Pour les spectacles sur l’eau, dans certains cas, le prestataire pyrotechnique doit répondre à l’appel d’offre en prenant en charge la location de la barge. Il faut savoir que cette location peut représenter la majeure partie du budget dans certain cas.


Il serait donc judicieux que l’organisateur prenne directement en charge les barges pour plusieurs raisons :

 

  • Le problème du prix : en tant que communes vous serez plus à même de négocier les prix avec les prestataires de barge et vous aurez donc un gain de coût. Vous serez garanti également que le prestataire du spectacle ne prenne pas de marge inutile pour lui sur cette prestation.

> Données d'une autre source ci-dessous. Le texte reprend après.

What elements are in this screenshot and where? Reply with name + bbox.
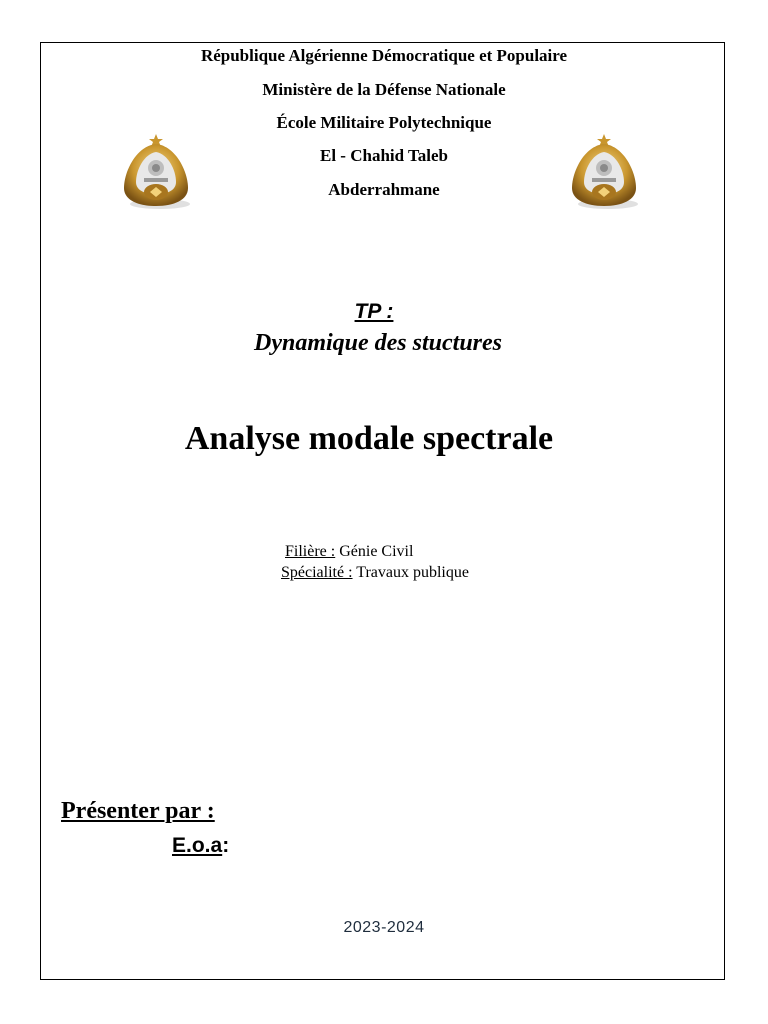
filiere-label: Filière :	[285, 543, 336, 560]
eoa-label: E.o.a	[172, 834, 223, 857]
header-abderrahmane: Abderrahmane	[328, 180, 440, 199]
filiere-value: Génie Civil	[335, 543, 414, 560]
specialite-value: Travaux publique	[352, 564, 469, 581]
header-republic: République Algérienne Démocratique et Populaire	[200, 46, 568, 65]
filiere-row	[285, 542, 413, 562]
header-chahid: El - Chahid Taleb	[319, 146, 449, 165]
specialite-row	[281, 563, 469, 583]
eoa-row	[172, 834, 229, 858]
eoa-colon: :	[222, 834, 230, 857]
school-emblem-icon	[116, 132, 196, 212]
header-ministry: Ministère de la Défense Nationale	[262, 80, 506, 99]
presenter-label: Présenter par :	[61, 798, 215, 824]
specialite-label: Spécialité :	[281, 564, 353, 581]
document-title: Analyse modale spectrale	[184, 420, 554, 457]
tp-label: TP :	[354, 300, 394, 323]
tp-subject: Dynamique des stuctures	[253, 330, 502, 356]
school-emblem-icon	[564, 132, 644, 212]
academic-year: 2023-2024	[343, 919, 425, 936]
header-school: École Militaire Polytechnique	[276, 113, 492, 132]
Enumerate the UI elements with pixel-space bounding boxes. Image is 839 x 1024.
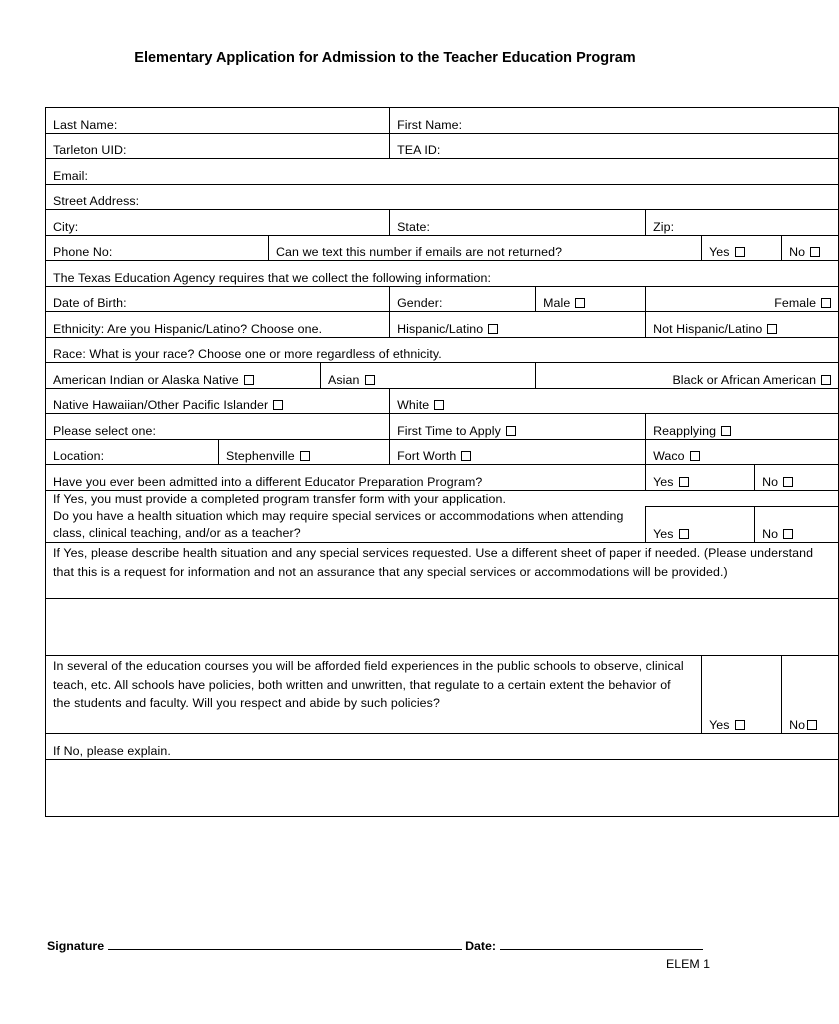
- form-title: Elementary Application for Admission to the Teacher Education Program: [134, 50, 636, 66]
- checkbox-icon[interactable]: [783, 477, 793, 487]
- checkbox-icon[interactable]: [679, 529, 689, 539]
- signature-label: Signature: [47, 939, 105, 953]
- location-label: Location:: [46, 439, 219, 465]
- health-describe-area[interactable]: [46, 599, 839, 656]
- policies-no-option[interactable]: [782, 656, 839, 734]
- pacific-islander-option[interactable]: [46, 388, 390, 414]
- phone-field[interactable]: Phone No:: [46, 235, 269, 261]
- health-no-option[interactable]: [755, 506, 839, 543]
- not-hispanic-label: Not Hispanic/Latino: [653, 321, 763, 336]
- signature-line: [47, 938, 703, 953]
- black-option[interactable]: [536, 363, 839, 389]
- text-yes-label: Yes: [709, 245, 730, 259]
- american-indian-label: American Indian or Alaska Native: [53, 372, 239, 387]
- text-yes-option[interactable]: [702, 235, 782, 261]
- checkbox-icon[interactable]: [821, 375, 831, 385]
- first-name-field[interactable]: First Name:: [390, 108, 839, 134]
- waco-option[interactable]: [646, 439, 839, 465]
- health-yes-label: Yes: [653, 527, 674, 541]
- stephenville-label: Stephenville: [226, 449, 295, 463]
- state-field[interactable]: State:: [390, 210, 646, 236]
- asian-label: Asian: [328, 372, 360, 387]
- checkbox-icon[interactable]: [821, 298, 831, 308]
- checkbox-icon[interactable]: [244, 375, 254, 385]
- text-question: Can we text this number if emails are not returned?: [269, 235, 702, 261]
- black-label: Black or African American: [672, 372, 817, 387]
- checkbox-icon[interactable]: [721, 426, 731, 436]
- american-indian-option[interactable]: [46, 363, 321, 389]
- checkbox-icon[interactable]: [735, 720, 745, 730]
- checkbox-icon[interactable]: [807, 720, 817, 730]
- signature-field[interactable]: [108, 938, 462, 950]
- transfer-note: If Yes, you must provide a completed program transfer form with your application.: [46, 490, 839, 506]
- policies-yes-option[interactable]: [702, 656, 782, 734]
- checkbox-icon[interactable]: [273, 400, 283, 410]
- email-field[interactable]: Email:: [46, 159, 839, 185]
- gender-label: Gender:: [390, 286, 536, 312]
- female-label: Female: [774, 296, 817, 310]
- health-describe-text: If Yes, please describe health situation and any special services requested. Use a different sheet of paper if needed. (Please understand that this is a request for information and not an assurance that any special services or accommodations will be provided.): [46, 543, 839, 599]
- asian-option[interactable]: [321, 363, 536, 389]
- admitted-yes-label: Yes: [653, 474, 674, 489]
- health-question: Do you have a health situation which may require special services or accommodations when attending class, clinical teaching, and/or as a teacher?: [46, 506, 646, 543]
- application-form: [45, 107, 839, 817]
- checkbox-icon[interactable]: [461, 451, 471, 461]
- waco-label: Waco: [653, 449, 685, 463]
- select-one-label: Please select one:: [46, 414, 390, 440]
- pacific-islander-label: Native Hawaiian/Other Pacific Islander: [53, 398, 269, 412]
- checkbox-icon[interactable]: [690, 451, 700, 461]
- tarleton-uid-field[interactable]: Tarleton UID:: [46, 133, 390, 159]
- hispanic-label: Hispanic/Latino: [397, 321, 484, 336]
- date-field[interactable]: [500, 938, 703, 950]
- gender-male-option[interactable]: [536, 286, 646, 312]
- checkbox-icon[interactable]: [735, 247, 745, 257]
- footer-code: ELEM 1: [666, 957, 711, 971]
- ethnicity-question: Ethnicity: Are you Hispanic/Latino? Choose one.: [46, 312, 390, 338]
- gender-female-option[interactable]: [646, 286, 839, 312]
- zip-field[interactable]: Zip:: [646, 210, 839, 236]
- policies-question: In several of the education courses you will be afforded field experiences in the public schools to observe, clinical teach, etc. All schools have policies, both written and unwritten, that regulate to a certain extent the behavior of the students and faculty. Will you respect and abide by such policies?: [46, 656, 702, 734]
- no-explain-area[interactable]: [46, 759, 839, 816]
- street-address-field[interactable]: Street Address:: [46, 184, 839, 210]
- male-label: Male: [543, 296, 571, 310]
- checkbox-icon[interactable]: [575, 298, 585, 308]
- checkbox-icon[interactable]: [767, 324, 777, 334]
- admitted-question: Have you ever been admitted into a different Educator Preparation Program?: [46, 465, 646, 491]
- stephenville-option[interactable]: [219, 439, 390, 465]
- admitted-yes-option[interactable]: [646, 465, 755, 491]
- checkbox-icon[interactable]: [506, 426, 516, 436]
- fort-worth-option[interactable]: [390, 439, 646, 465]
- checkbox-icon[interactable]: [783, 529, 793, 539]
- checkbox-icon[interactable]: [679, 477, 689, 487]
- race-question: Race: What is your race? Choose one or more regardless of ethnicity.: [46, 337, 839, 363]
- first-time-option[interactable]: [390, 414, 646, 440]
- last-name-field[interactable]: Last Name:: [46, 108, 390, 134]
- text-no-label: No: [789, 245, 806, 259]
- tea-notice: The Texas Education Agency requires that we collect the following information:: [46, 261, 839, 287]
- no-explain-label: If No, please explain.: [46, 734, 839, 760]
- hispanic-option[interactable]: [390, 312, 646, 338]
- checkbox-icon[interactable]: [365, 375, 375, 385]
- fort-worth-label: Fort Worth: [397, 449, 457, 463]
- checkbox-icon[interactable]: [488, 324, 498, 334]
- checkbox-icon[interactable]: [810, 247, 820, 257]
- checkbox-icon[interactable]: [300, 451, 310, 461]
- not-hispanic-option[interactable]: [646, 312, 839, 338]
- white-label: White: [397, 398, 430, 412]
- health-yes-option[interactable]: [646, 506, 755, 543]
- white-option[interactable]: [390, 388, 839, 414]
- date-label: Date:: [465, 939, 497, 953]
- policies-yes-label: Yes: [709, 718, 730, 732]
- reapplying-option[interactable]: [646, 414, 839, 440]
- first-time-label: First Time to Apply: [397, 423, 501, 438]
- checkbox-icon[interactable]: [434, 400, 444, 410]
- health-no-label: No: [762, 527, 779, 541]
- city-field[interactable]: City:: [46, 210, 390, 236]
- policies-no-label: No: [789, 718, 806, 732]
- dob-field[interactable]: Date of Birth:: [46, 286, 390, 312]
- text-no-option[interactable]: [782, 235, 839, 261]
- reapplying-label: Reapplying: [653, 423, 717, 438]
- admitted-no-option[interactable]: [755, 465, 839, 491]
- tea-id-field[interactable]: TEA ID:: [390, 133, 839, 159]
- admitted-no-label: No: [762, 474, 779, 489]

  • Vous pourriez avoir plus de choix dans vos recherches de prestataires pyrotechniques en ouvrant vos marchés à des entreprises de pyrotechnie qui n’ont pas d’accord spécifiques avec des prestataires de barge ou simplement qui ne veulent pas s’occuper de cela n’étant pas des entreprises de bord de mer.

12. Accueil des artificiers

Afin d’accueillir l'équipe d'artificiers au mieux, et pour le bien-être de chacun, nous vous recommandons quelques points ci-dessous, sans obligation particulière.

•Si possible, prévoir des repas chauds ou sandwichs pour le jour de la prestation, ainsi que des boissons pour le midi et le soir. Les repas sont des moments clefs et conviviales, que vous pouvez aussi partager avec l'équipe d'artificiers.

•Si la prestation s'effectue sur un site difficile ou isolé, prévoir l’accès à un point d'eau (ou l'approvisionnement en bouteilles d'eau), ainsi qu’à des sanitaires WC, (type WC de chantier). Si possible prévoir un abri en cas de temps maussade ou de pluie, ou pour un point de repos.